For companies that are centralizing their investment in such collaboration, McQuire said, “Security is arguably the number one selection criterion.”

… and new presenter tools

Microsoft is adding new options to embed PowerPoint presentations right in Teams, where meeting participants can flip back and forth through a slide deck at their own pace. Presenters will have new options to position their video image in front of or beside their slides, and to place the gallery of meeting participants at the top of the screen, right under their camera, to improve eye-contact.

“The thing that really stood out is the whole focus on presenter tools,” said McQuire.
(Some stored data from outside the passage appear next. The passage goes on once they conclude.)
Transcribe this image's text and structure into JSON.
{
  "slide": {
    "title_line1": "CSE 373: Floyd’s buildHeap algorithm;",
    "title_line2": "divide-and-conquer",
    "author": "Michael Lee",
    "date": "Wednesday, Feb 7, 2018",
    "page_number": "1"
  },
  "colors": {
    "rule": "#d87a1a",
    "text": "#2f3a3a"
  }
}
Yet another low-code development platform

As if there weren’t already enough low-code development platforms out there, Microsoft is adding its take on the genre, and it’s based on Excel formulas. Power Fx is used to build canvas apps in Microsoft Power Apps, and is destined to become the language across the Power Platform. Microsoft said Excel users will be able to draw on their existing knowledge to develop apps with the simplicity of formulas — so if your company’s spreadsheets are all error free, you have nothing to fear.

Microsoft Mesh and Azure mixed reality

There’s no getting away from it, Microsoft’s demonstrations of Mesh, a mixed-reality collaborative environment, were eye-catching, from the undersea scene created collaboratively with the audience to the Cirque-du-Soleil finale.

While there were glimpses along the way of a couple of industrial applications built using underlying components of Mesh, Azure Remote Rendering and Azure Object Anchors, CIOs were left with a lot of questions about how they would actually use Mesh in their organizations.

Among them, said McQuire, are, “How is Mesh going to help businesses improve their productivity?” and “How will the licensing and the costings work?”

He also called out bandwidth as a potential concern.

Two-way HD video over Hololens is bandwidth-hungry: Microsoft’s documentation for Dynamics 365 Remote Assist Hololens, its existing “holopresence” solution, says “even 4-5 Mbps up/down does not guarantee 1080p video calling at full quality.”

That will make life difficult for many remote users connecting over DSL, and require sophisticated wireless coverage in crowded workspaces, if we ever return to those.

While Microsoft’s goal is one day to deliver the impression that distant coworkers are virtually present, early Mesh users will have to work alongside cartoon-like avatars of their colleagues provided by AltspaceVR as a way to limit the computing and bandwidth demands of mixed-reality collaboration.